After looking at the available profilers (Internal in game, Visual Studio Diagnostic Tools), I realized that the problem is in the D3D9 driver thread, which takes about 40ms to call the D3D9->Present() function. The speed of work is approximately linearly dependent on the number of triangles that I am trying to draw. At the same time, optimization of the vertex/pixel shaders does not give any result.

Moreover, if you run the application through the DXVK wrapper (all work is done by the Vulkan driver), then we will get a performance that coincides with D3D9 at the beginning, but over time the speed does not change at all.

I decided that the problem could be in the vertex/index buffers, in which all the geometry lies. Before that, it was good practice to use D3DPOOL_DEFAULT instead of D3DPOOL_MANAGED, for example for vertex and index buffers, so that the driver does not store a copy of your buffer in system memory. This is just my case. At the same time, you have to re-create resources by hand on device Reset(), but we save memory, which was important on 32-bit systems.

After some tests, I realized that if you replace POOL where vertex/index buffers are allocated with from D3DPOOL_DEFAULT to D3DPOOL_MANAGED - the problem goes away. Both D3D9 and D3D9 via DXVK now show 200 FPS without any problems from the very start.

Why it happens?

If we load the application from under DXVK with the HUD enabled, we will see the following picture:

Default and managed pool comparison

Left (1) - buffers use D3DPOOL_DEFAULT, Right (2) - D3DPOOL_MANAGED. Notice how the data is distributed across the video memory.

With the help of Vulkan Caps Viewer, we can see what memory is available to us:

Memory heaps

In my case the Nvidia driver gives us access to 3 Heap’s:

In the first case, we have buffers that are in Video Memory heap 2. This heap is available both directly to the video card and directly to the CPU - which tells us that GPU access to this memory will be quite slow.

In the second case (D3DPOOL_MANAGED), all our buffers relied on the first Video Memory Heap 0, to which only the GPU has access. This is the fastest memory available to us in this case.

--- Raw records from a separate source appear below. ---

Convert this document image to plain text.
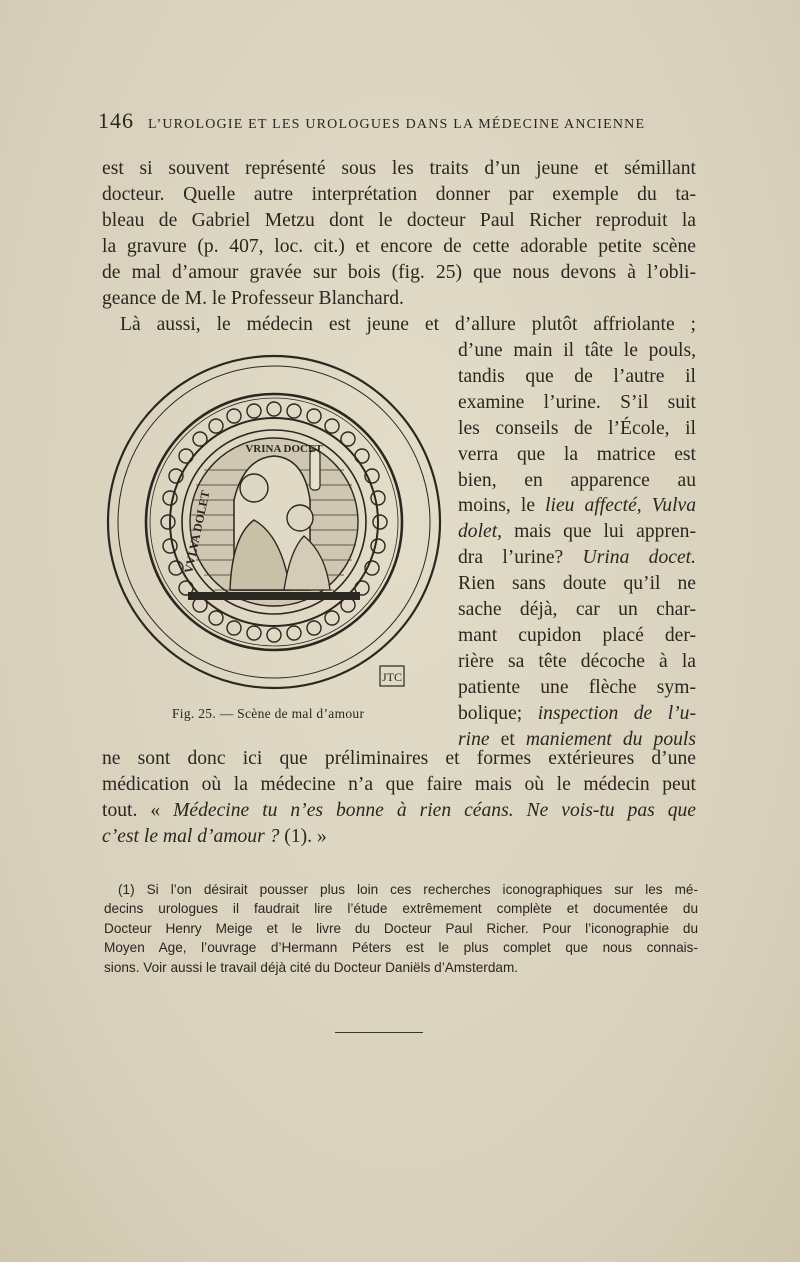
146 L’UROLOGIE ET LES UROLOGUES DANS LA MÉDECINE ANCIENNE
est si souvent représenté sous les traits d’un jeune et sémillant
docteur. Quelle autre interprétation donner par exemple du ta-
bleau de Gabriel Metzu dont le docteur Paul Richer reproduit la
la gravure (p. 407, loc. cit.) et encore de cette adorable petite scène
de mal d’amour gravée sur bois (fig. 25) que nous devons à l’obli-
geance de M. le Professeur Blanchard.
Là aussi, le médecin est jeune et d’allure plutôt affriolante ;
VRINA DOCET
VVLVA DOLET
JTC
Fig. 25. — Scène de mal d’amour
d’une main il tâte le pouls,
tandis que de l’autre il
examine l’urine. S’il suit
les conseils de l’École, il
verra que la matrice est
bien, en apparence au
moins, le lieu affecté, Vulva
dolet, mais que lui appren-
dra l’urine? Urina docet.
Rien sans doute qu’il ne
sache déjà, car un char-
mant cupidon placé der-
rière sa tête décoche à la
patiente une flèche sym-
bolique; inspection de l’u-
rine et maniement du pouls
ne sont donc ici que préliminaires et formes extérieures d’une
médication où la médecine n’a que faire mais où le médecin peut
tout. « Médecine tu n’es bonne à rien céans. Ne vois-tu pas que
c’est le mal d’amour ? (1). »
(1) Si l’on désirait pousser plus loin ces recherches iconographiques sur les mé-
decins urologues il faudrait lire l’étude extrêmement complète et documentée du
Docteur Henry Meige et le livre du Docteur Paul Richer. Pour l’iconographie du
Moyen Age, l’ouvrage d’Hermann Péters est le plus complet que nous connais-
sions. Voir aussi le travail déjà cité du Docteur Daniëls d’Amsterdam.
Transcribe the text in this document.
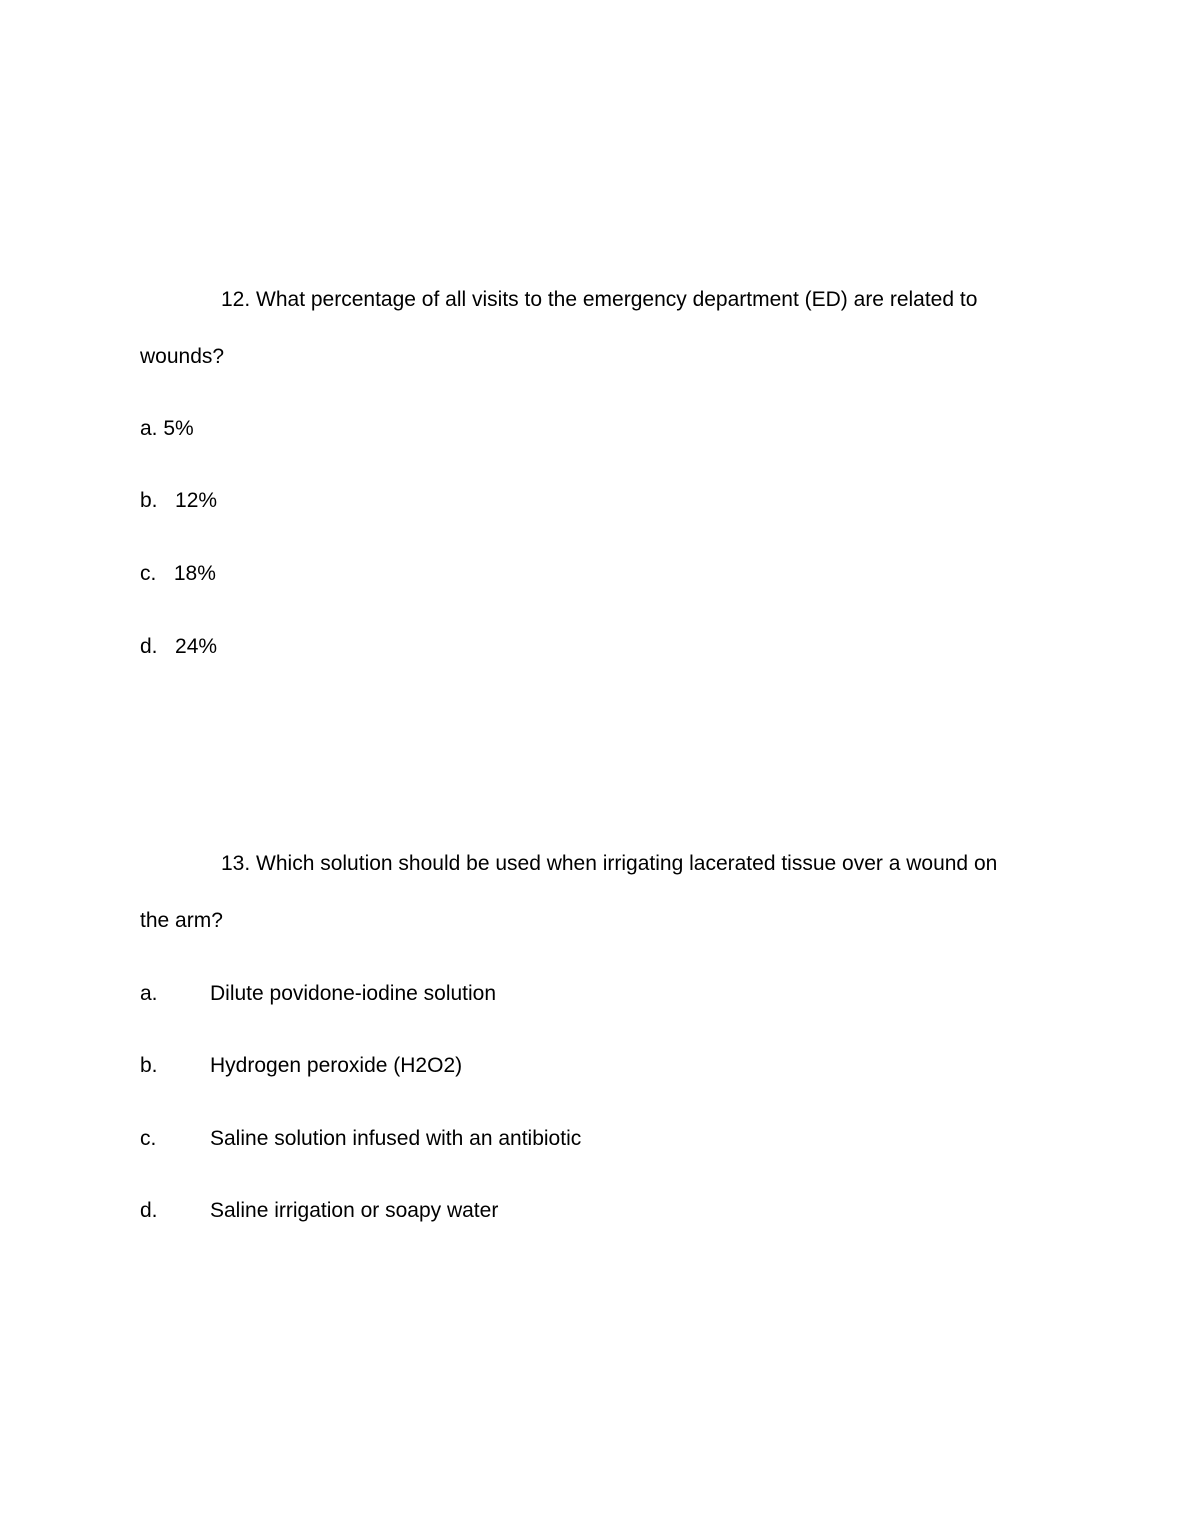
12. What percentage of all visits to the emergency department (ED) are related to

wounds?

a. 5%

b.   12%

c.   18%

d.   24%

13. Which solution should be used when irrigating lacerated tissue over a wound on

the arm?

a. Dilute povidone-iodine solution
b. Hydrogen peroxide (H2O2)
c.	Saline solution infused with an antibiotic
d. Saline irrigation or soapy water
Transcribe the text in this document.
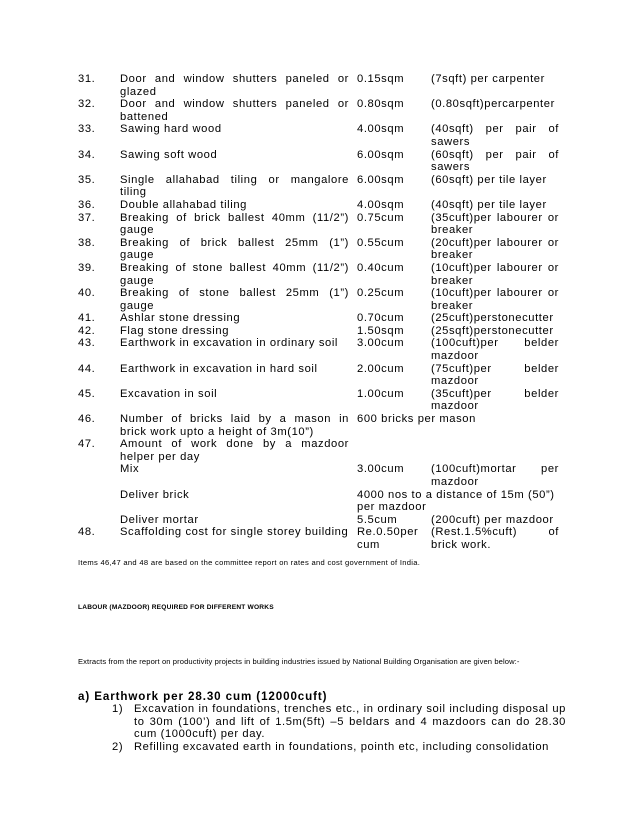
31.	Door and window shutters paneled or glazed	0.15sqm	(7sqft) per carpenter
32.	Door and window shutters paneled or battened	0.80sqm	(0.80sqft)percarpenter
33.	Sawing hard wood	4.00sqm	(40sqft) per pair of sawers
34.	Sawing soft wood	6.00sqm	(60sqft) per pair of sawers
35.	Single allahabad tiling or mangalore tiling	6.00sqm	(60sqft) per tile layer
36.	Double allahabad tiling	4.00sqm	(40sqft) per tile layer
37.	Breaking of brick ballest 40mm (11/2”) gauge	0.75cum	(35cuft)per labourer or breaker
38.	Breaking of brick ballest 25mm (1”) gauge	0.55cum	(20cuft)per labourer or breaker
39.	Breaking of stone ballest 40mm (11/2”) gauge	0.40cum	(10cuft)per labourer or breaker
40.	Breaking of stone ballest 25mm (1”) gauge	0.25cum	(10cuft)per labourer or breaker
41.	Ashlar stone dressing	0.70cum	(25cuft)perstonecutter
42.	Flag stone dressing	1.50sqm	(25sqft)perstonecutter
43.	Earthwork in excavation in ordinary soil	3.00cum	(100cuft)per belder mazdoor
44.	Earthwork in excavation in hard soil	2.00cum	(75cuft)per belder mazdoor
45.	Excavation in soil	1.00cum	(35cuft)per belder mazdoor
46.	Number of bricks laid by a mason in brick work upto a height of 3m(10”)	600 bricks per mason	
47.	Amount of work done by a mazdoor helper per day		
	Mix	3.00cum	(100cuft)mortar per mazdoor
	Deliver brick	4000 nos to a distance of 15m (50”) per mazdoor	
	Deliver mortar	5.5cum	(200cuft) per mazdoor
48.	Scaffolding cost for single storey building	Re.0.50per cum	(Rest.1.5%cuft) of brick work.
Items 46,47 and 48 are based on the committee report on rates and cost government of India.
LABOUR (MAZDOOR) REQUIRED FOR DIFFERENT WORKS
Extracts from the report on productivity projects in building industries issued by National Building Organisation are given below:-
a) Earthwork per 28.30 cum (12000cuft)
1) Excavation in foundations, trenches etc., in ordinary soil including disposal up to 30m (100’) and lift of 1.5m(5ft) –5 beldars and 4 mazdoors can do 28.30 cum (1000cuft) per day.
2) Refilling excavated earth in foundations, pointh etc, including consolidation
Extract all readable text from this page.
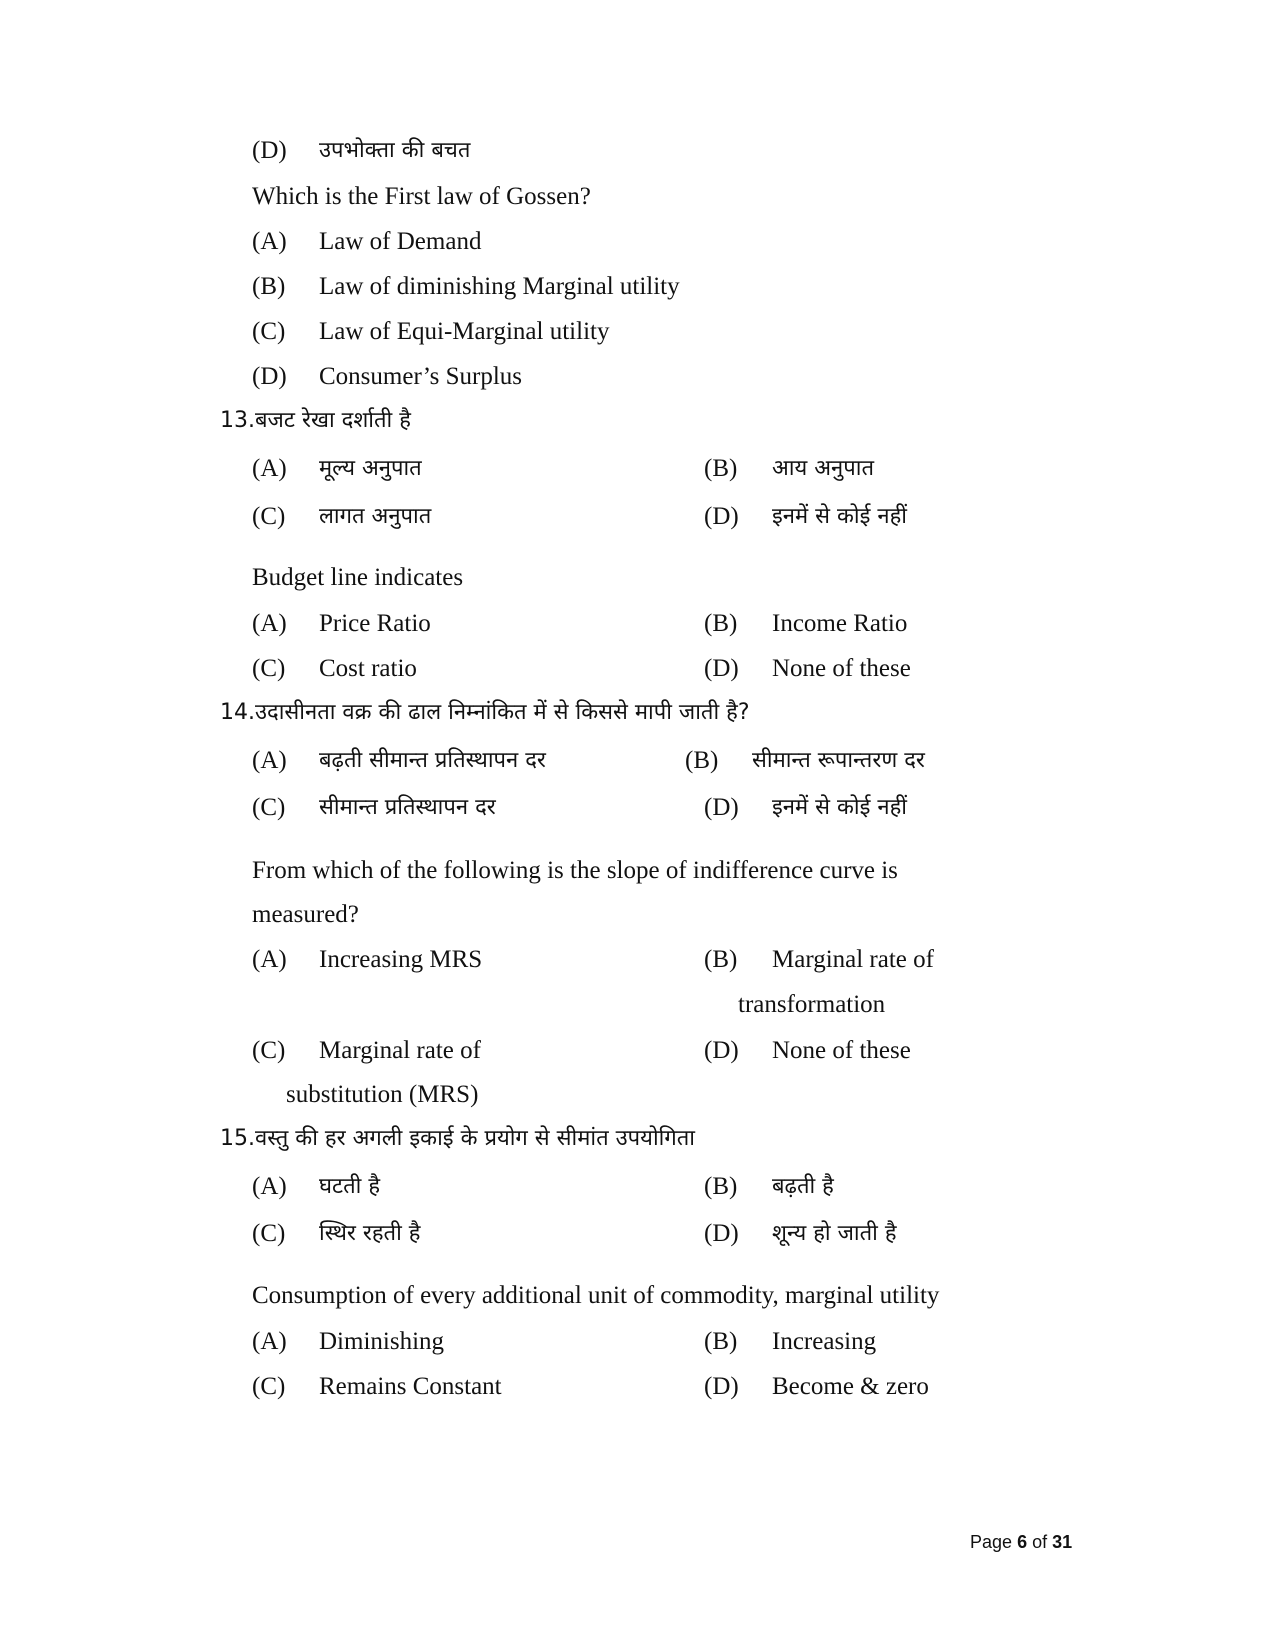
(D) उपभोक्ता की बचत
Which is the First law of Gossen?
(A) Law of Demand
(B) Law of diminishing Marginal utility
(C) Law of Equi-Marginal utility
(D) Consumer’s Surplus
13.बजट रेखा दर्शाती है
(A) मूल्य अनुपात	(B) आय अनुपात
(C) लागत अनुपात	(D) इनमें से कोई नहीं
Budget line indicates
(A) Price Ratio	(B) Income Ratio
(C) Cost ratio	(D) None of these
14.उदासीनता वक्र की ढाल निम्नांकित में से किससे मापी जाती है?
(A) बढ़ती सीमान्त प्रतिस्थापन दर	(B) सीमान्त रूपान्तरण दर
(C) सीमान्त प्रतिस्थापन दर	(D) इनमें से कोई नहीं
From which of the following is the slope of indifference curve is
measured?
(A) Increasing MRS	(B) Marginal rate of
transformation
(C) Marginal rate of	(D) None of these
substitution (MRS)
15.वस्तु की हर अगली इकाई के प्रयोग से सीमांत उपयोगिता
(A) घटती है	(B) बढ़ती है
(C) स्थिर रहती है	(D) शून्य हो जाती है
Consumption of every additional unit of commodity, marginal utility
(A) Diminishing	(B) Increasing
(C) Remains Constant	(D) Become & zero
Page 6 of 31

Judging by the fact that at the beginning of rendering the speed of D3D9 coincides with the speed through DXVK, we can conclude that the D3D driver also first puts a part of the buffer in the slow, but at the same time available for both CPU and GPU heap, but after ~3000 frames it moves buffers in a fast heap. This does not happen through DXVK, because the Vulkan driver is thinner and leaves such decisions to us.

The bottom line: use D3DPOOL_MANAGED for all your buffers in D3D9 applications.

Problem with Direct3D 9Ex

Differences between Direct3D 9 and Direct3D 9Ex:
D3DPOOL_MANAGED is valid with IDirect3DDevice9; however, it is not valid with IDirect3DDevice9Ex.

According to the documentation, you also cannot use D3DPOOL_MANAGED with Direct3D 9Ex, so there is no way in Direct3D 9Ex to avoid the performance hit mentioned here. My advice is to only use pure Direct3D 9.